Above photograph was clicked in Sector 50 pandal, which was most beautiful pandal we visited yesterday.
Durga Puja includes the worship of Shiva, who is Durga's consort (Durga is an aspect of Goddess Parvati), in addition to Lakshmi, Saraswati with Ganesha and Kartikeya, who are considered to be Durga's children. Please see above photograph and you will notice all of these in the photograph. Worship of mother nature is done, through nine types of plant (called 'Kala Bou'), including a plantain (banana) tree, which represent nine divine forms of Goddess Durga. Modern traditions have come to include the display of decorated pandals and artistically depicted idols (murti) of Durga, exchange of Vijaya greetings and publication of Puja Annuals.

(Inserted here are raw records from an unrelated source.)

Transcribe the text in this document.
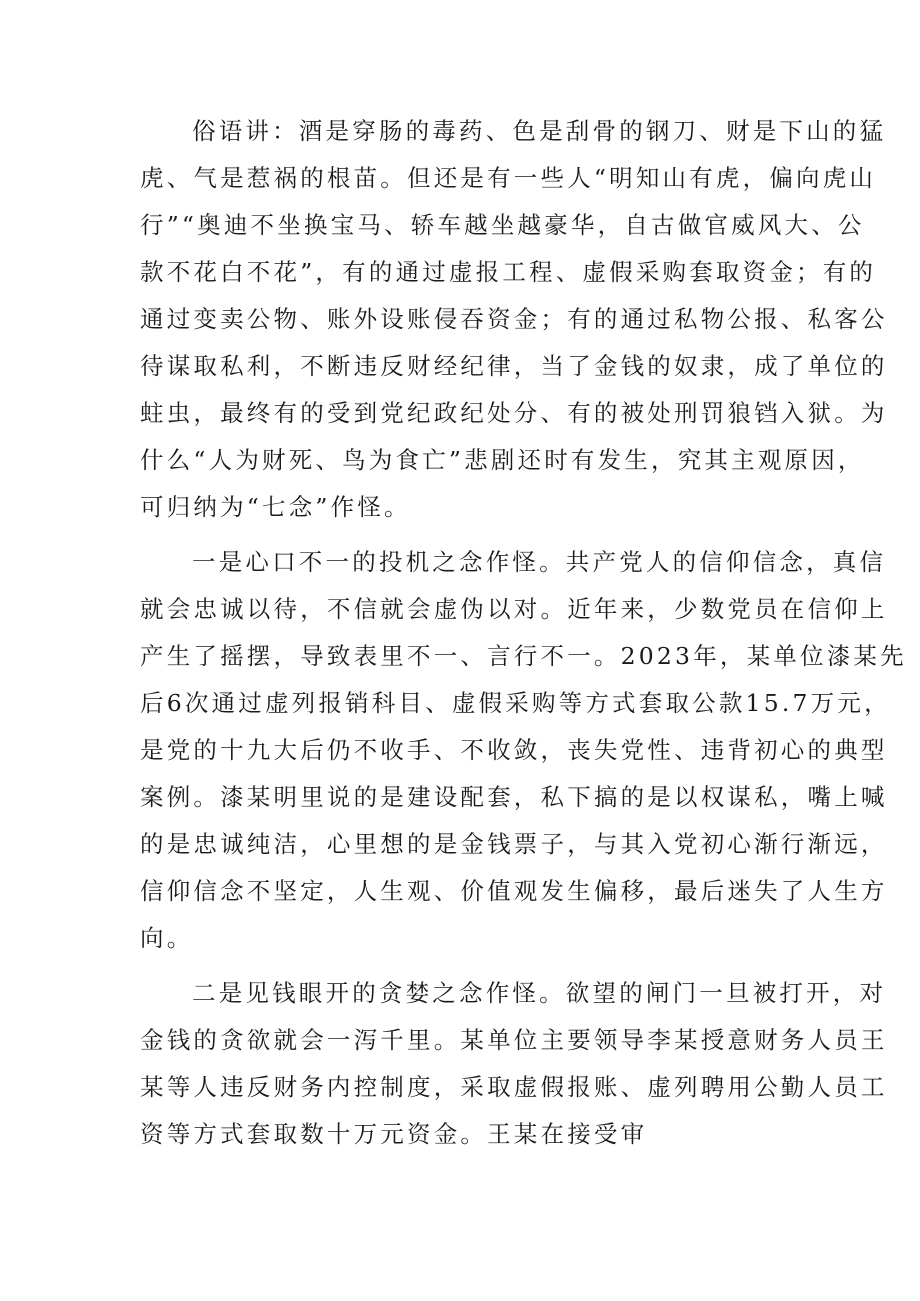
俗语讲：酒是穿肠的毒药、色是刮骨的钢刀、财是下山的猛
虎、气是惹祸的根苗。但还是有一些人“明知山有虎，偏向虎山
行”“奥迪不坐换宝马、轿车越坐越豪华，自古做官威风大、公
款不花白不花”，有的通过虚报工程、虚假采购套取资金；有的
通过变卖公物、账外设账侵吞资金；有的通过私物公报、私客公
待谋取私利，不断违反财经纪律，当了金钱的奴隶，成了单位的
蛀虫，最终有的受到党纪政纪处分、有的被处刑罚狼铛入狱。为
什么“人为财死、鸟为食亡”悲剧还时有发生，究其主观原因，
可归纳为“七念”作怪。
一是心口不一的投机之念作怪。共产党人的信仰信念，真信
就会忠诚以待，不信就会虚伪以对。近年来，少数党员在信仰上
产生了摇摆，导致表里不一、言行不一。2023年，某单位漆某先
后6次通过虚列报销科目、虚假采购等方式套取公款15.7万元，
是党的十九大后仍不收手、不收敛，丧失党性、违背初心的典型
案例。漆某明里说的是建设配套，私下搞的是以权谋私，嘴上喊
的是忠诚纯洁，心里想的是金钱票子，与其入党初心渐行渐远，
信仰信念不坚定，人生观、价值观发生偏移，最后迷失了人生方
向。
二是见钱眼开的贪婪之念作怪。欲望的闸门一旦被打开，对
金钱的贪欲就会一泻千里。某单位主要领导李某授意财务人员王
某等人违反财务内控制度，采取虚假报账、虚列聘用公勤人员工
资等方式套取数十万元资金。王某在接受审
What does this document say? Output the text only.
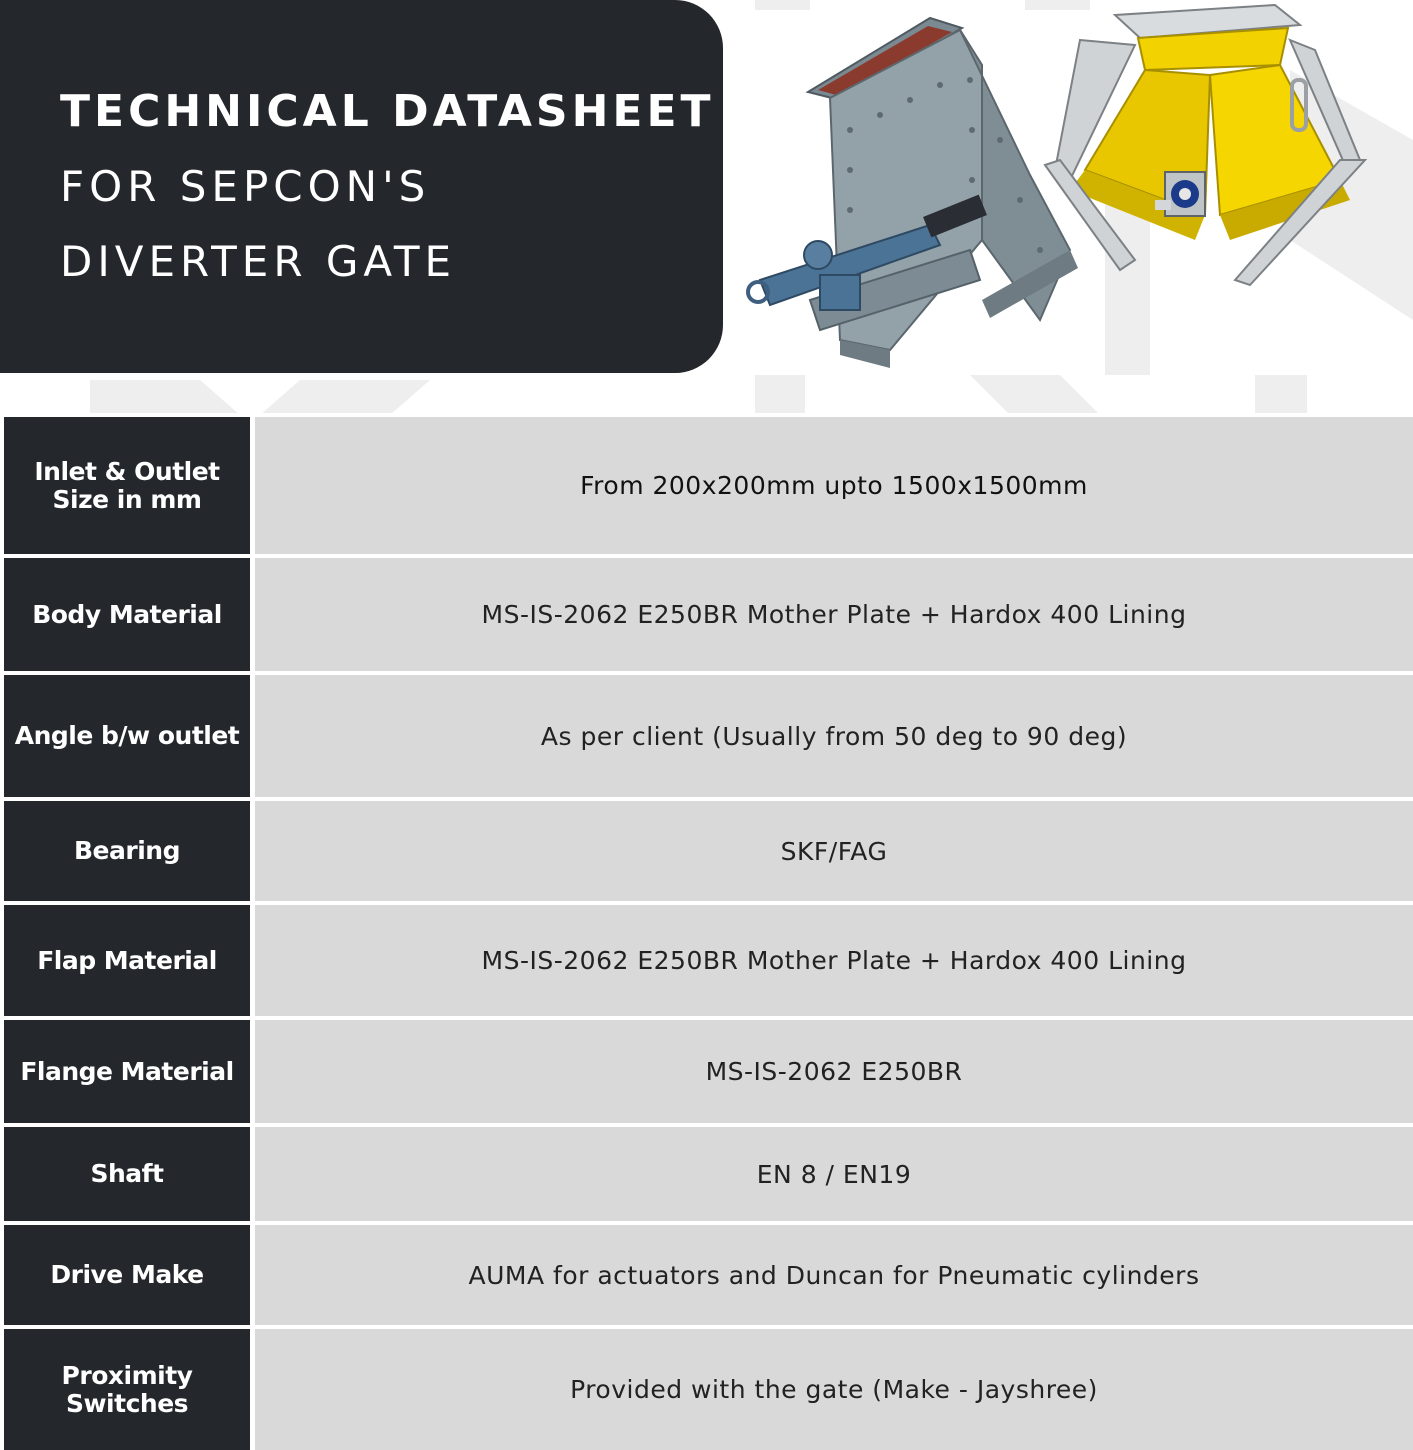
TECHNICAL DATASHEET
FOR SEPCON'S
DIVERTER GATE
Inlet & Outlet Size in mm	From 200x200mm upto 1500x1500mm
Body Material	MS-IS-2062 E250BR Mother Plate + Hardox 400 Lining
Angle b/w outlet	As per client (Usually from 50 deg to 90 deg)
Bearing	SKF/FAG
Flap Material	MS-IS-2062 E250BR Mother Plate + Hardox 400 Lining
Flange Material	MS-IS-2062 E250BR
Shaft	EN 8 / EN19
Drive Make	AUMA for actuators and Duncan for Pneumatic cylinders
Proximity Switches	Provided with the gate (Make - Jayshree)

Durga Puja also referred to as Durgotsava is an annual Hindu festival in South Asia that celebrates worship of the Hindu goddess Durga. It refers to all the six days observed as Mahalaya, Shashthi, Maha Saptami, Maha Ashtami, Maha Navami and Vijayadashami. The dates of Durga Puja celebrations are set according to the traditional Hindu calendar and the fortnight corresponding to the festival is called Devi Paksha ... Devi Paksha is preceded by Mahalaya , the last day of the previous fortnight Pitri Paksha, ‘Fortnight of the Forefathers’, and is ended on Kojagori Lokkhi Puja (‘Worship of Goddess Lakshmi on Kojagori Full Moon Night’).

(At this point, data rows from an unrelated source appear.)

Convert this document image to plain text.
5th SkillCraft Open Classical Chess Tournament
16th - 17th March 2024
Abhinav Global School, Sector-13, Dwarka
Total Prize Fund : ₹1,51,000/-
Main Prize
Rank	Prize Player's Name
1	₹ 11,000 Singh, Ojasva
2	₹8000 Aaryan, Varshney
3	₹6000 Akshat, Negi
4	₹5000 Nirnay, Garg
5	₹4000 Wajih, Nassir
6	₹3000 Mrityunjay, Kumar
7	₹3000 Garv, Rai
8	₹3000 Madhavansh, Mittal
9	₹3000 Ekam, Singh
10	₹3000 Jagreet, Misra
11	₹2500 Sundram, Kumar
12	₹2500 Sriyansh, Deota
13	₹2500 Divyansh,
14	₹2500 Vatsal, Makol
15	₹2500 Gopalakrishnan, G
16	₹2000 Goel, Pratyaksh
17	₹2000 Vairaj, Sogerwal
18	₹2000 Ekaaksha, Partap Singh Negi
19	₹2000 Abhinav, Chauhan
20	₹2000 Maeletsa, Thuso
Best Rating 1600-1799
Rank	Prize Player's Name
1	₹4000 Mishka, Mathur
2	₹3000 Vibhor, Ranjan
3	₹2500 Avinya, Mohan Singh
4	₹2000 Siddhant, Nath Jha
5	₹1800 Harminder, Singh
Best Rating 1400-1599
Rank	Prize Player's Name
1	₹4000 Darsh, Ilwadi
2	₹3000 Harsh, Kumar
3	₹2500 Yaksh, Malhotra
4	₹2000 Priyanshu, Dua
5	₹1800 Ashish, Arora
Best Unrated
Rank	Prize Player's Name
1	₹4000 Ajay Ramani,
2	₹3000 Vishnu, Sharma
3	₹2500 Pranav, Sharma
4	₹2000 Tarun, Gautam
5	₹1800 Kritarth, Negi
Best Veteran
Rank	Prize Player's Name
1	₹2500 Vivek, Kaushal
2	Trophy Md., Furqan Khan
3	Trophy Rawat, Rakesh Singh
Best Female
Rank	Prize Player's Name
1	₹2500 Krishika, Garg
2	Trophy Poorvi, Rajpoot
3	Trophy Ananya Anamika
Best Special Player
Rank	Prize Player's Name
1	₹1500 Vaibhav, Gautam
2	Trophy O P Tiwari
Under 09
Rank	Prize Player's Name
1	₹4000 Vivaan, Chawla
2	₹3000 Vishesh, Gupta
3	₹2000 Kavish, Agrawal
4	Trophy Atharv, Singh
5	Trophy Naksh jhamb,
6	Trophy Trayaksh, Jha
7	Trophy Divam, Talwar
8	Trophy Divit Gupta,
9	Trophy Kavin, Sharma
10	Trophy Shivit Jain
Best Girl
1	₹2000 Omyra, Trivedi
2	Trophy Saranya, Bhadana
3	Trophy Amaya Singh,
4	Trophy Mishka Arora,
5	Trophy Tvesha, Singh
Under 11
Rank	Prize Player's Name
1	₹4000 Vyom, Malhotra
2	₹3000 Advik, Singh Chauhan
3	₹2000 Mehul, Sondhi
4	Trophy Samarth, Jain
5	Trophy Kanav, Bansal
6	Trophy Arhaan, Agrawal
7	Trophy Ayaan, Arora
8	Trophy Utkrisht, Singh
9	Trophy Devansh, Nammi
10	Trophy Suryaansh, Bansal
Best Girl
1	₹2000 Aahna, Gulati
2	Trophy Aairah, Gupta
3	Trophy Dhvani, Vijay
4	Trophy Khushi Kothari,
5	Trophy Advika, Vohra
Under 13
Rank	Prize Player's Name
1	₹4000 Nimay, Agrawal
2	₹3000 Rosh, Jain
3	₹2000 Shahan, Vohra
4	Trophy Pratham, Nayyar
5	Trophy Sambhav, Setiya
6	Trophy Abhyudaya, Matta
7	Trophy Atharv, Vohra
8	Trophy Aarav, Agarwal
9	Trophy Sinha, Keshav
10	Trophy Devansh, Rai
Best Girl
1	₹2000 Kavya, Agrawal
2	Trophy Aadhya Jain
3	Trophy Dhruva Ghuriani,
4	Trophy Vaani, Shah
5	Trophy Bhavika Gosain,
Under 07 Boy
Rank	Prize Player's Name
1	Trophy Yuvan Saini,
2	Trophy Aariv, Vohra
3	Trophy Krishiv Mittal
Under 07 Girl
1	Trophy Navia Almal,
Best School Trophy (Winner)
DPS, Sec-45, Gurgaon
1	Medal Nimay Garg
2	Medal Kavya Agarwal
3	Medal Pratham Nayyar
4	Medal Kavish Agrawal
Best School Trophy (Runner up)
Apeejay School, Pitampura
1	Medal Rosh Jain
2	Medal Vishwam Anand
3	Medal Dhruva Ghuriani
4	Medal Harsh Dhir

One of our Bengali friends took us to these places and it was an amazing experience. In all these pandals, there were nice arrangements for entertainment with short performances, music & yummy food stalls. In Sector 26, there were some begali food stalls and it was really great to have Fish rolls & veg snacks. I am not able to recollect right names of the snacks we tried but we really enjoyed most of them.
First we visited Sector-62 Pandal which was near Tot-mall, a small market. Then moved to Sec-61, where we enjoyed some Bengali musical instruments. After a brief round in the pandal and listening to Bengali bands, we moved to Sector-26. At Sector-26 Noida we spent most time and had some Bengali snacks and they were fabulous. Finally moved to Sector 50 Pandal, which was quite intersting with great stuff in snacks. Had some Rabri & Chicken-kababs there...

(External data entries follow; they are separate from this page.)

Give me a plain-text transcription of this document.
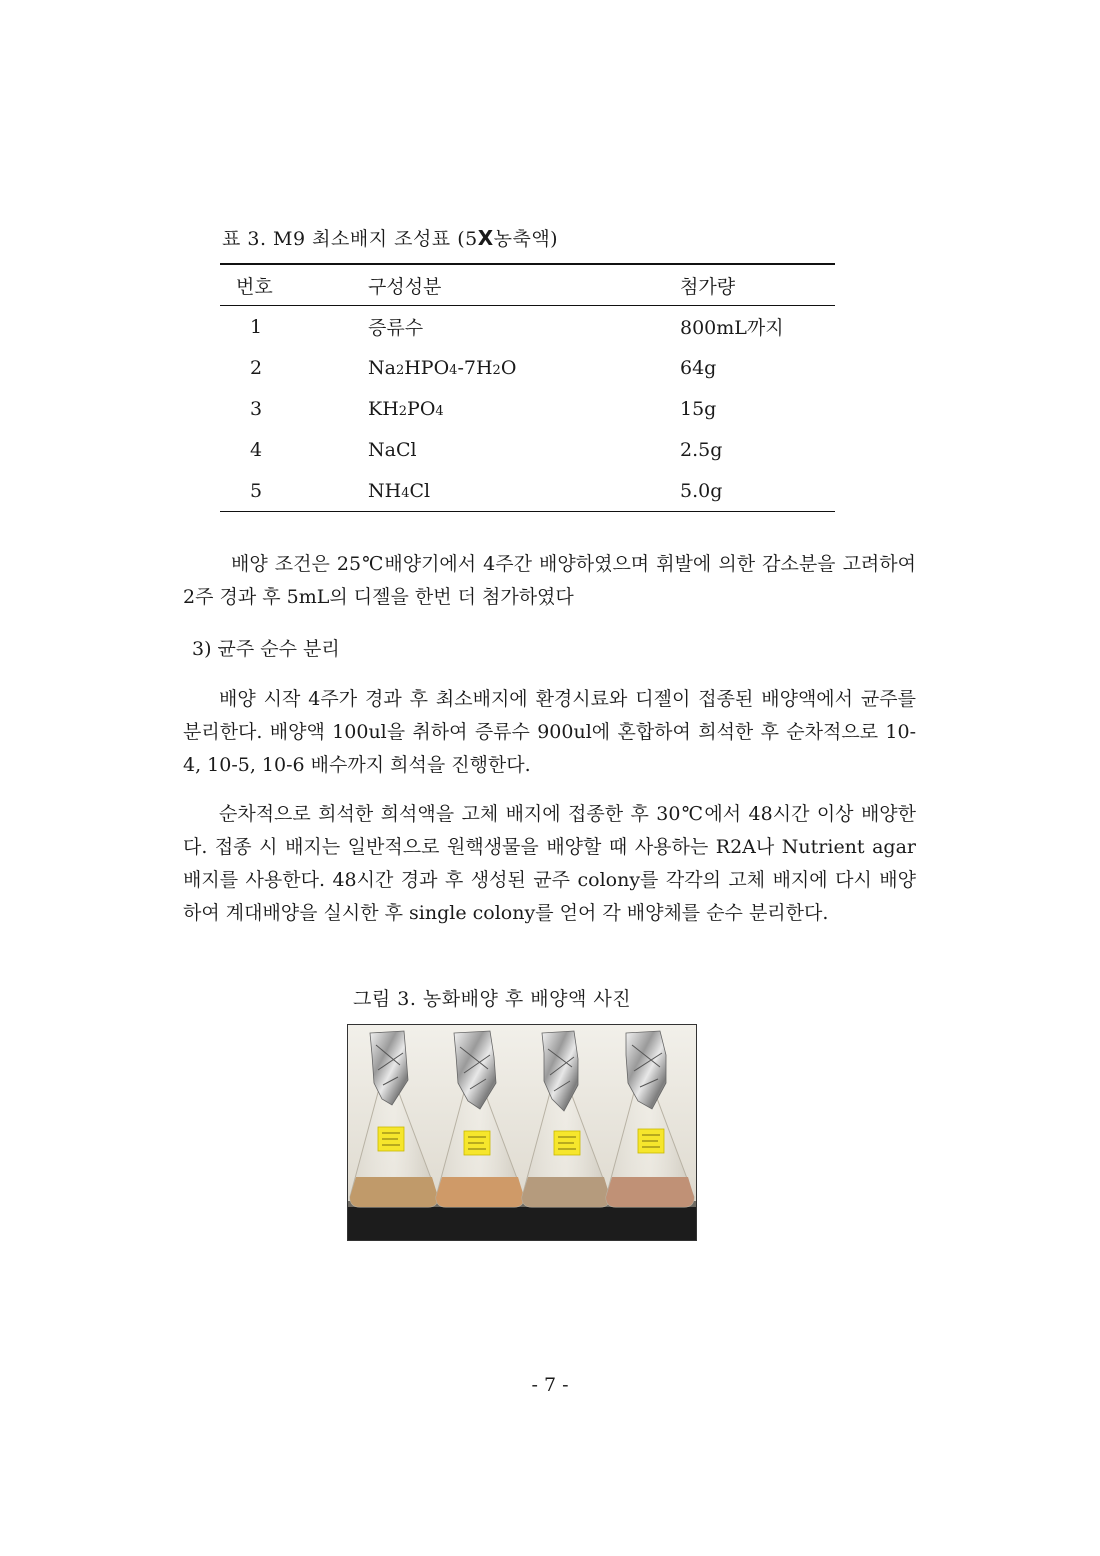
표 3. M9 최소배지 조성표 (5X농축액)
번호	구성성분	첨가량
1	증류수	800mL까지
2	Na2HPO4-7H2O	64g
3	KH2PO4	15g
4	NaCl	2.5g
5	NH4Cl	5.0g

배양 조건은 25℃배양기에서 4주간 배양하였으며 휘발에 의한 감소분을 고려하여 2주 경과 후 5mL의 디젤을 한번 더 첨가하였다

3) 균주 순수 분리

배양 시작 4주가 경과 후 최소배지에 환경시료와 디젤이 접종된 배양액에서 균주를 분리한다. 배양액 100ul을 취하여 증류수 900ul에 혼합하여 희석한 후 순차적으로 10-4, 10-5, 10-6 배수까지 희석을 진행한다.

순차적으로 희석한 희석액을 고체 배지에 접종한 후 30℃에서 48시간 이상 배양한다. 접종 시 배지는 일반적으로 원핵생물을 배양할 때 사용하는 R2A나 Nutrient agar 배지를 사용한다. 48시간 경과 후 생성된 균주 colony를 각각의 고체 배지에 다시 배양하여 계대배양을 실시한 후 single colony를 얻어 각 배양체를 순수 분리한다.

그림 3. 농화배양 후 배양액 사진
- 7 -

Here is a photograph of Sector-62 pandal. It was huge and some great performances were going on there. I have also clicked few pics with my DSLR and will share them soon.
The entire process of creation of the idols (murti) from the collection of clay to the ornamentation is a holy process, supervised by rites and other rituals. On the Hindu date of Akshaya Tritiya when the Ratha Yatra is held, clay for the idols is collected from the banks of a river, preferably the Ganges. There is age-old custom of collecting a handful of soil (punya mati) from the nishiddho pallis of Calcutta, literally ‘forbidden territories’, where sex workers live, and adding it to the clay mixture which goes into the making of the Durga idol. After the required rites, the clay is transported from which the idols are fashioned. An important event is 'Chakkhu Daan', literally donation of the eyes. Starting with Devi Durga, the eyes of the idols are painted on Mahalaya or the first day of the Pujas. Before painting on the eyes, the artisans fast for a day and eat only vegetarian food.
Thanks Roy for taking us to all these places and sharing wonderful information about the customs associated with Durga Pooja.